Sichuan Vice Governor Wei Hong said quality control has been the top priority during the rebuilding process, which will be completed by the end of September. Domestic and international experts have been invited to choose locations for rebuilding projects, as well as to guide and supervise construction procedures. Higher quake-resistance standards have been applied to building public facilities, such as schools and hospitals.
At the new Yingxiu Town of Wenchuan County, the epicenter of the 2008 earthquake, six emergency evacuation areas have been built.
Zhang Tongrong, county head of Wenchuan, said the evacuation areas can accommodate all of the town's 8,000 residents. Special evacuation passages have been designed so that all residents can be evacuated in two minutes.
Following the Wenchuan quake, international disaster reduction exchanges have been strengthened.
The Sichuan Provincial Rescue Team has sent members to the U.S., Republic of Korea, Russia and Japan to receive training and has invited foreign experts to Sichuan to give lectures on emergency rescue, according to Fu Libing.
Since its establishment, the training base has both worked with the Ministry of Civil Affairs to train 185 local officials in charge of disaster reduction in their units and cooperated with schools to teach the basics of risk prevention. More schools are planning to hold summer camp activities at the base, Fu said.
Chengdu and Baofeng County in central China's Henan Province have both signed on to the "Making Cities Resilient Campaign" (2010-2011) initiated by the United Nations International Strategy for Disaster Reduction (UNISDR).
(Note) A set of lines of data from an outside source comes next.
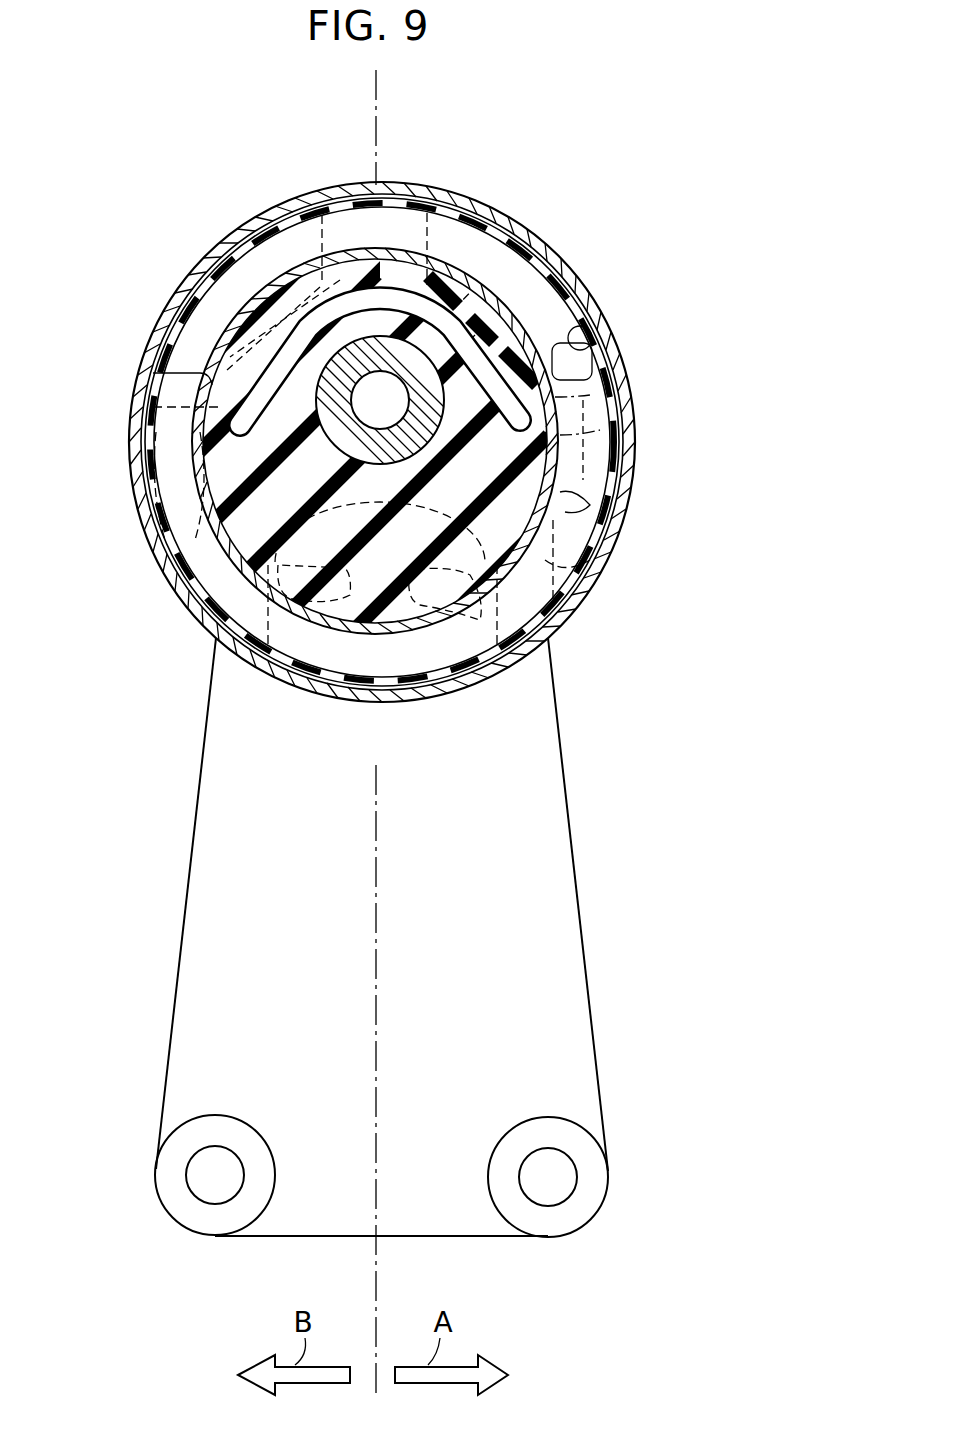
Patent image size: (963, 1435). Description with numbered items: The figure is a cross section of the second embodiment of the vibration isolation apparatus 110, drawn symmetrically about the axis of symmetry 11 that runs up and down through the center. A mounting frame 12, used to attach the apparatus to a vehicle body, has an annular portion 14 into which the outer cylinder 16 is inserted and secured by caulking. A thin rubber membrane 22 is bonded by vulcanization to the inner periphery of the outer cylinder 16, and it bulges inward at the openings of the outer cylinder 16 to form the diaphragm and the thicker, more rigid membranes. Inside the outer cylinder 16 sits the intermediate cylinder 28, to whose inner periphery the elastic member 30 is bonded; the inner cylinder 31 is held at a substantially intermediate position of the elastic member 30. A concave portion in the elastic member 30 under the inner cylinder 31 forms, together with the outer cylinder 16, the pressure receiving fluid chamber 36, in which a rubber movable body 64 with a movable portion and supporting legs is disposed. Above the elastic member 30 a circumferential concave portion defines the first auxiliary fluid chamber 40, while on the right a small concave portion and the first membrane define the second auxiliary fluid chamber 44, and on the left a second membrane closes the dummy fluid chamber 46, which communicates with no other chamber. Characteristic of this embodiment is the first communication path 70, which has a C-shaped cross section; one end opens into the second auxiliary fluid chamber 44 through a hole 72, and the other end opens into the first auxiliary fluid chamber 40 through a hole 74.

The vibration isolation apparatus 110 is at (564, 128).
The axis of symmetry 11 is at (379, 1270).
The mounting frame 12 is at (568, 775).
The annular portion 14 is at (503, 217).
The outer cylinder 16 is at (537, 237).
The thin rubber membrane 22 is at (553, 343).
The intermediate cylinder 28 is at (262, 297).
The elastic member 30 is at (548, 580).
The inner cylinder 31 is at (352, 350).
The pressure receiving fluid chamber 36 is at (353, 655).
The first auxiliary fluid chamber 40 is at (407, 230).
The second auxiliary fluid chamber 44 is at (550, 566).
The dummy fluid chamber 46 is at (185, 508).
The movable body 64 is at (405, 610).
The first communication path 70 is at (217, 308).
The hole 72 is at (580, 528).
The hole 74 is at (580, 389).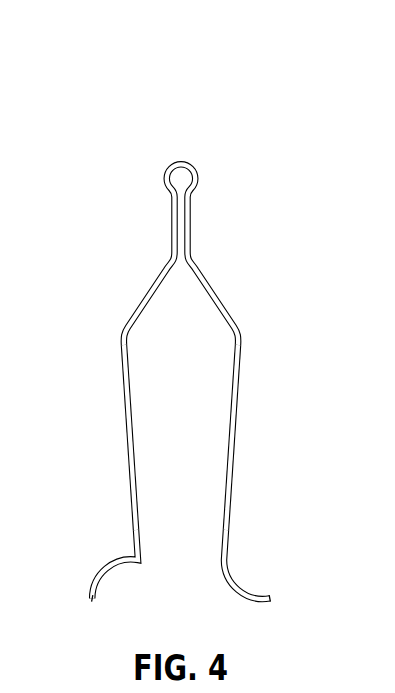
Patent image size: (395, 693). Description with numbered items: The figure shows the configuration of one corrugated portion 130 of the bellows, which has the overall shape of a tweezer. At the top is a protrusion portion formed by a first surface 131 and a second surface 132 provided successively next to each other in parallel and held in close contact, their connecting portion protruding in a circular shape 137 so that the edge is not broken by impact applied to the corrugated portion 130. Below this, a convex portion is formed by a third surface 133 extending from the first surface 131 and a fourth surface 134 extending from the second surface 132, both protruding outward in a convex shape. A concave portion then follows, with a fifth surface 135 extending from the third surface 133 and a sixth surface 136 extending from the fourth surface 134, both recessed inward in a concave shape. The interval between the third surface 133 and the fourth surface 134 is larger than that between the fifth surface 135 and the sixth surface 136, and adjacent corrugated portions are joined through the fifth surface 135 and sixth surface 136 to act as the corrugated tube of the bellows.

The corrugated portion 130 is at (238, 113).
The first surface 131 is at (171, 210).
The second surface 132 is at (191, 210).
The third surface 133 is at (121, 348).
The fourth surface 134 is at (241, 348).
The fifth surface 135 is at (134, 563).
The sixth surface 136 is at (228, 563).
The circular shape 137 is at (170, 164).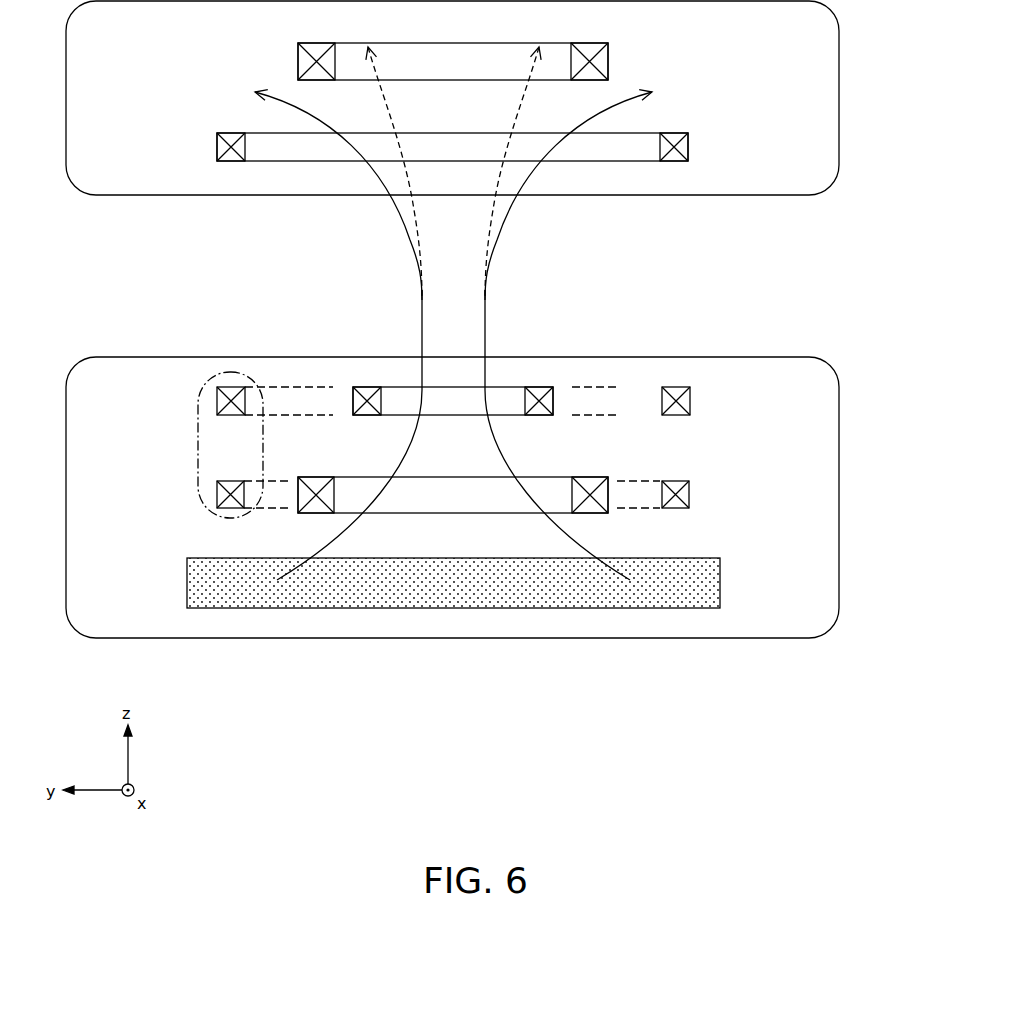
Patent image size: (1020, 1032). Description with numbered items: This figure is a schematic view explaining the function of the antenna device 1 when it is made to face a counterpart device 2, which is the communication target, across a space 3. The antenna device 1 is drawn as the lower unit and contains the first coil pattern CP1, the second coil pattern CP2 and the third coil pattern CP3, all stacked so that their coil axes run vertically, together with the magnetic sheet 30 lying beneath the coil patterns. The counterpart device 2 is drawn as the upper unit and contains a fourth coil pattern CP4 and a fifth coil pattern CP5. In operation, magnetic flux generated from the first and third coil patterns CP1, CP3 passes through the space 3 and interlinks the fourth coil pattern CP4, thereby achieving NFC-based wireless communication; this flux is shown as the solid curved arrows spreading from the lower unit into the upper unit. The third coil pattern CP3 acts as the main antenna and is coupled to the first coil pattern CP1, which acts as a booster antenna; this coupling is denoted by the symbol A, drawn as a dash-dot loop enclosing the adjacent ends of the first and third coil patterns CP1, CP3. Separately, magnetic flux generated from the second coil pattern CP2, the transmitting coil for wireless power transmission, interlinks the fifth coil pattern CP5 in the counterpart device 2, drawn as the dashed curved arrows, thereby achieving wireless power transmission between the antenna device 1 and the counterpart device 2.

The campaign aims to raise the awareness of citizens and governments at all levels of the benefits of reducing urban risks, identify budget allocations within local government funding plans to invest in disaster risk reduction activities, and include disaster risk reduction in urban development planning processes and protect critical infrastructure.
Helena Molin-Valdes, UNISDR Deputy Director, said UNISDR sees China as an important partner, especially to share information, expertise and to engage with developing countries.
"We are looking to Sichuan and Chengdu, as well, to start stronger city-to-city cooperation and we are planning the first Forum for Mayors in Disaster Risk Reduction in Chengdu in August this year. We hope this can develop into an important field for cooperation in the future," she said.